Het gemeentebestuur wilde die verantwoordelijkheden niet, het bestuurde liever op afstand. Deze afwerende houding werd doorbroken door een nieuwe politieke groepering van jonge, vooruitstrevende liberalen: de Radicalen. De onomstreden en onvermoeibare leider van die groep was Wim Treub (1858-1931). Als wethouder van Financiën en daarna van Publieke Werken, kreeg hij de kans zijn visie op een goed en modern gemeentebestuur te realiseren.

Als eerste wist Treub de waterleiding tot een openbaar nutsbedrijf om te vormen (1896). Er kwam zo niet alleen goed drinkwater in de stad, maar de druk was ook hoog genoeg om een kraan op de tweede verdieping te bereiken. Datzelfde jaar wist hij na een spectaculaire strijd met de Nederlandsche Bell-Telephoon Maatschappij de telefoon in gemeentehanden te krijgen. Daarna volgde het gas (1898), twee jaar later de tram. De reizigers konden nu een stuk goedkoper reizen, en de gemeente deed meteen forse investeringen om de tram elektrisch te maken.

Het leven in de stad verbeterde, maar voor de allerarmsten niet voldoende. Vooral hun huisvesting was zorgwekkend. In de Jordaan, de eilanden en de ‘jodenhoek’ rond het Waterlooplein leefden gezinnen op elkaar gepakt in vochtige, duistere kelderwoningen, in haveloze krotten vol ongedierte. En de stad groeide nog steeds – van 467.000 inwoners in1896 naar 718.000 in 1925 –, waardoor verkrotting en overbewoning alleen nog maar toenamen. Nieuwe en vooral betaalbare huizen waren er niet.

Dat probleem kon alleen opgelost worden met enorme inspanningen en grote subsidies van de overheid. En het was de sociaal-democratische wethouder F.M. Wibaut (1859-1936) die dat aanpakte en van Amsterdam ‘het Mekka van de volkshuisvesting’ wist te maken. Alleen al tussen 1917 en 1922 zette de gemeente samen met de woningbouwverenigingen bijna 6500 woningen neer, met name in de Transvaalbuurt en Betondorp. In de jaren daarna zou er om de oude binnenstad heen en in Amsterdam-Noord een grote cirkel van arbeiderswijken verrijzen. In verkiezingscampagnes werd dat samengevat onder de leus ‘Wie bouwt? Wibaut!’
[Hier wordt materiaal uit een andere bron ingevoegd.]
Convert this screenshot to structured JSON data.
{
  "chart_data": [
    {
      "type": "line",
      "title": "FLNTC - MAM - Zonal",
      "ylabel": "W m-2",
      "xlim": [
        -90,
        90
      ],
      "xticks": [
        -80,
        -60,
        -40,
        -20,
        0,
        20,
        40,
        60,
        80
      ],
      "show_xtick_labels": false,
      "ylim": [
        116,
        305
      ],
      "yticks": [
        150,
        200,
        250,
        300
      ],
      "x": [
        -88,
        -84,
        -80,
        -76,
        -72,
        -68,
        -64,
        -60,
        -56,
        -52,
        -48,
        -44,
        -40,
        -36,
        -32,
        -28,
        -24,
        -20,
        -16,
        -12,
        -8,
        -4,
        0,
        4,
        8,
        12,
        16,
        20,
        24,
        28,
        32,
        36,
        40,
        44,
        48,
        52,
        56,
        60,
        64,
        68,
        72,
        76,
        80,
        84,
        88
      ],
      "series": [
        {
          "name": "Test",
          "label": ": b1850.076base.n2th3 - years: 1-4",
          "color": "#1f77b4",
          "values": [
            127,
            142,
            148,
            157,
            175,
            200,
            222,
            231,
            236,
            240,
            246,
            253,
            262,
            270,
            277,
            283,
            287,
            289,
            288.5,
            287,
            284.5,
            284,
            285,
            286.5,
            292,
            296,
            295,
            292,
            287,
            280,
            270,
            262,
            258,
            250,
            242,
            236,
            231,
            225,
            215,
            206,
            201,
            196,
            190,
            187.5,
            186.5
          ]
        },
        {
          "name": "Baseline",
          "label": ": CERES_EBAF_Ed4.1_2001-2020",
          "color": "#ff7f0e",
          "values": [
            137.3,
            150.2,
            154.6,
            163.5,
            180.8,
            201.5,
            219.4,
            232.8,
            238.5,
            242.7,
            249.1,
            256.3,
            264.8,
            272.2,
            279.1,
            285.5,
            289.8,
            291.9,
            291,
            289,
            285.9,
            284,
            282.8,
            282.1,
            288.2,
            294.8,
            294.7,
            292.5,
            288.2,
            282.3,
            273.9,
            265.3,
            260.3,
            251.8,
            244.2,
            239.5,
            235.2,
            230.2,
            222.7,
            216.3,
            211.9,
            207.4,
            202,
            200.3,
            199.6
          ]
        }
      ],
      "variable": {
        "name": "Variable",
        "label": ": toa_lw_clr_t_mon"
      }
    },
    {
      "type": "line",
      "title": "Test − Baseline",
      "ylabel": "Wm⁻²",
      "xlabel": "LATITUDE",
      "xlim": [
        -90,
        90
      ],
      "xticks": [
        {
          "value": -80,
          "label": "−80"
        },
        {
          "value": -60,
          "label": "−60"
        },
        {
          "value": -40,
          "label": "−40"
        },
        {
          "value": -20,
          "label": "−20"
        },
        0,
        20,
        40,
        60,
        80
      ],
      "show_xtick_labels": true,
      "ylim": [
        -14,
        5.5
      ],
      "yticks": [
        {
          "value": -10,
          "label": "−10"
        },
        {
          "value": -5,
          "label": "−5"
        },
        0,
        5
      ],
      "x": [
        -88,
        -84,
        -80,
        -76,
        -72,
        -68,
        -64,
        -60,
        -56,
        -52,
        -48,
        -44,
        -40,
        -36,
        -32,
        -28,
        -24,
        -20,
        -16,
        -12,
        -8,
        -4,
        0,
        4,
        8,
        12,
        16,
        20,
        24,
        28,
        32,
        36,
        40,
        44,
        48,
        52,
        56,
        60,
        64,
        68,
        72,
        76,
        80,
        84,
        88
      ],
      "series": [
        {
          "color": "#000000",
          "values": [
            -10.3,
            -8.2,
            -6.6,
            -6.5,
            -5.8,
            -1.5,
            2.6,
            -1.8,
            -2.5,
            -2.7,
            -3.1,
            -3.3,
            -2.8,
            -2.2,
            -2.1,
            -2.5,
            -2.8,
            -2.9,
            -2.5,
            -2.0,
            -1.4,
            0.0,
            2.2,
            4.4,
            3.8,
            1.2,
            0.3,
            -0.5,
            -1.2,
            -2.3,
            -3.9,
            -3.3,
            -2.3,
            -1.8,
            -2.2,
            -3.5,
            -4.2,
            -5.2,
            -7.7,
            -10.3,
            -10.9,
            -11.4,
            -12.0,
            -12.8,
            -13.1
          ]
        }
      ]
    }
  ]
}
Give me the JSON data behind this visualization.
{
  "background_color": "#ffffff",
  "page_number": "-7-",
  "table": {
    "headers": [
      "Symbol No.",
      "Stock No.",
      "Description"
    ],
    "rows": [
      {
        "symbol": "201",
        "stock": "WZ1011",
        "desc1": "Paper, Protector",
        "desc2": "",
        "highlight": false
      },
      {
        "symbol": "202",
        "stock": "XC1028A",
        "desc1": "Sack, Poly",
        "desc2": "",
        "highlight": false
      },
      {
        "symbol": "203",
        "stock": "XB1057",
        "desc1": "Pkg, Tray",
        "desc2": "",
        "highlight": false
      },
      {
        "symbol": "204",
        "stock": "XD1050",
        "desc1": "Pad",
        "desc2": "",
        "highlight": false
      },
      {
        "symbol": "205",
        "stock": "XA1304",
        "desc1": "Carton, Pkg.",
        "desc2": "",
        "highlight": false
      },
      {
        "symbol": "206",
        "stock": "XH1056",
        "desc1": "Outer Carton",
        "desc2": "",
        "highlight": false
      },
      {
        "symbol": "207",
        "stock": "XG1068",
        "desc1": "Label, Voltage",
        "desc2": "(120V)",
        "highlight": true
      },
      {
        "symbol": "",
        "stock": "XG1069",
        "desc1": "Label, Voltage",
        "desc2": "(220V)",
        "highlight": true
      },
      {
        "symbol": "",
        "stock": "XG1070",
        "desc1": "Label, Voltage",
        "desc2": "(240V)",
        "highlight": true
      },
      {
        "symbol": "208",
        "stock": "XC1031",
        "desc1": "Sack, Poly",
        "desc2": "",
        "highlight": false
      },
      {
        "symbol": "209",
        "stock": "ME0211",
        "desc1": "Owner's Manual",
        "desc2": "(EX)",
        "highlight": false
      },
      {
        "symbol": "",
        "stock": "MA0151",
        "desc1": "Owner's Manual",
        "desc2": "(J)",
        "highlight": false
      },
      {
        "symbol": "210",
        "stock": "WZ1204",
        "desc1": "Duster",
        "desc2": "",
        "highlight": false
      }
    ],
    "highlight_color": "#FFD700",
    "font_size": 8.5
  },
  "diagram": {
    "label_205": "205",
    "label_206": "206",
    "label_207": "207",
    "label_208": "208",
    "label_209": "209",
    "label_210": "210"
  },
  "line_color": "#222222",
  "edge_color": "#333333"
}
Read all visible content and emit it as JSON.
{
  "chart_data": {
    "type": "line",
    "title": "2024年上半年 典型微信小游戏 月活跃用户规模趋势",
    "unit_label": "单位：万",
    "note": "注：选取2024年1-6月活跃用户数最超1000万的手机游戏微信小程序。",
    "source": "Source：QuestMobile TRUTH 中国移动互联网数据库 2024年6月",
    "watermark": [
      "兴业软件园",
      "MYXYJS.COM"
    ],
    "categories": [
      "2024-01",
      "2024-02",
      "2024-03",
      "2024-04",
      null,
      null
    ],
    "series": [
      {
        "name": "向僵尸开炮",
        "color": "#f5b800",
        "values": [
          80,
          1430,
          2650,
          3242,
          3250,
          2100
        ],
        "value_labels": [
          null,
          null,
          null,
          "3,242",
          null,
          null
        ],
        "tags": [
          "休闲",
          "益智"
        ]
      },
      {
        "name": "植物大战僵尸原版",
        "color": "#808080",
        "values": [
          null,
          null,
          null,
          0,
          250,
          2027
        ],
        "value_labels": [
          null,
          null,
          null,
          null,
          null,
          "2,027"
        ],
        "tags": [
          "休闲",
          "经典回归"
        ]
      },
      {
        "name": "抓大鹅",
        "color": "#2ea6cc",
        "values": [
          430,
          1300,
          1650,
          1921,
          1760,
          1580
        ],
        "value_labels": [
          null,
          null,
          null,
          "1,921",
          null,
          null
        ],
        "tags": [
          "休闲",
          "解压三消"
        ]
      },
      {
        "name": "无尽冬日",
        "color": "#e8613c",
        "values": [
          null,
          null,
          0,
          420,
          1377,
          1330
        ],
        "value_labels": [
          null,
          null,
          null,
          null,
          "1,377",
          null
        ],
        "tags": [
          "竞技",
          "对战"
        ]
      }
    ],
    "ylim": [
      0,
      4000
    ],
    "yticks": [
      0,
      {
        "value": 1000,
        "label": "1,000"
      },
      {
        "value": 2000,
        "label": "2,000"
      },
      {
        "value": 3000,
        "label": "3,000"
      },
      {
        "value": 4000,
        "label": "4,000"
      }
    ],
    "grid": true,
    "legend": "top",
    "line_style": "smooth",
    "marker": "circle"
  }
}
Wibaut heeft meer gedaan voor de stad. Hij gold decennialang als ‘de onderkoning van Amsterdam’. Uitgangspunt van zijn beleid was dat de gemeente moest zorgen voor ‘het grootst mogelijke gerief’ voor de bevolking, tegen de laagste kosten én naar draagkracht. Hij was vooruitstrevend op het gebied van onderwijs, cultuur, personeelsbeleid, sociale voorzieningen en openbare nutsbedrijven. Onder zijn bewind veranderde Amsterdam in een proeftuin voor de verzorgingsstaat.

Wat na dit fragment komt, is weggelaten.